- SciPy 0.14.0 Release Notes
- New features
- Deprecated features
- Backwards incompatible changes
- Other changes
SciPy 0.14.0 is the culmination of 8 months of hard work. It contains many new features, numerous bug-fixes, improved test coverage and better documentation. There have been a number of deprecations and API changes in this release, which are documented below. All users are encouraged to upgrade to this release, as there are a large number of bug-fixes and optimizations. Moreover, our development attention will now shift to bug-fix releases on the 0.14.x branch, and on adding new features on the master branch.
This release requires Python 2.6, 2.7 or 3.2-3.4 and NumPy 1.5.1 or greater.
A new wrapper function scipy.interpolate.interpn for interpolation on regular grids has been added. interpn supports linear and nearest-neighbor interpolation in arbitrary dimensions and spline interpolation in two dimensions.
Faster implementations of piecewise polynomials in power and Bernstein polynomial bases have been added as scipy.interpolate.PPoly and scipy.interpolate.BPoly. New users should use these in favor of scipy.interpolate.PiecewisePolynomial.
scipy.interpolate.interp1d now accepts non-monotonic inputs and sorts them.
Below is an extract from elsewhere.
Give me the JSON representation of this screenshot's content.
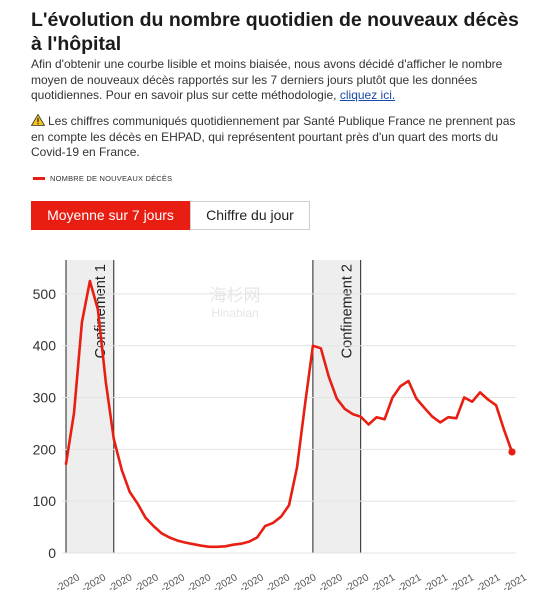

If performance is critical, sorting can be turned off by using the new assume_sorted keyword.
Functionality for evaluation of bivariate spline derivatives in scipy.interpolate has been added.
The new class scipy.interpolate.Akima1DInterpolator implements the piecewise cubic polynomial interpolation scheme devised by H. Akima.
Functionality for fast interpolation on regular, unevenly spaced grids in arbitrary dimensions has been added as scipy.interpolate.RegularGridInterpolator .
The new function scipy.linalg.dft computes the matrix of the discrete Fourier transform.
A condition number estimation function for matrix exponential, scipy.linalg.expm_cond, has been added.
A set of benchmarks for optimize, which can be run with optimize.bench(), has been added.
scipy.optimize.curve_fit now has more controllable error estimation via the absolute_sigma keyword.
Support for passing custom minimization methods to optimize.minimize() and optimize.minimize_scalar() has been added, currently useful especially for combining optimize.basinhopping() with custom local optimizer routines.
A new class scipy.stats.multivariate_normal with functionality for multivariate normal random variables has been added.
A lot of work on the scipy.stats distribution framework has been done. Moment calculations (skew and kurtosis mainly) are fixed and verified, all examples are now runnable, and many small accuracy and performance improvements for individual distributions were merged.
The new function scipy.stats.anderson_ksamp computes the k-sample Anderson-Darling test for the null hypothesis that k samples come from the same parent population.
scipy.signal.iirfilter and related functions to design Butterworth, Chebyshev, elliptical and Bessel IIR filters now all use pole-zero (“zpk”) format internally instead of using transformations to numerator/denominator format. The accuracy of the produced filters, especially high-order ones, is improved significantly as a result.
The new function scipy.signal.vectorstrength computes the vector strength, a measure of phase synchrony, of a set of events.
- Significant performance improvement in CSR, CSC, and DOK indexing speed.
- When using Numpy >= 1.9 (to be released in MM 2014), sparse matrices function correctly when given to arguments of np.dot, np.multiply and other ufuncs. With earlier Numpy and Scipy versions, the results of such operations are undefined and usually unexpected.
- Sparse matrices are no longer limited to 2^31 nonzero elements. They automatically switch to using 64-bit index data type for matrices containing more elements. User code written assuming the sparse matrices use int32 as the index data type will continue to work, except for such large matrices. Code dealing with larger matrices needs to accept either int32 or int64 indices.
randwcdf and randwppf functions are deprecated. All users should use distribution-specific rvs methods instead.
Probability calculation aliases zprob, fprob and ksprob are deprecated. Use instead the sf methods of the corresponding distributions or the special functions directly.
lpmn no longer accepts complex-valued arguments. A new function clpmn with uniform complex analytic behavior has been added, and it should be used instead.
Eigenvectors in the case of generalized eigenvalue problem are normalized to unit vectors in 2-norm, rather than following the LAPACK normalization convention.
The deprecated UMFPACK wrapper in scipy.sparse.linalg has been removed due to license and install issues. If available, scikits.umfpack is still used transparently in the spsolve and factorized functions. Otherwise, SuperLU is used instead in these functions.
The deprecated functions glm, oneway and cmedian have been removed from scipy.stats.
stats.scoreatpercentile now returns an array instead of a list of percentiles.
The API for computing derivatives of a monotone piecewise interpolation has changed: if p is a PchipInterpolator object, p.derivative(der) returns a callable object representing the derivative of p. For in-place derivatives use the second argument of the __call__ method: p(0.1, der=2) evaluates the second derivative of p at x=0.1.
The method p.derivatives has been removed.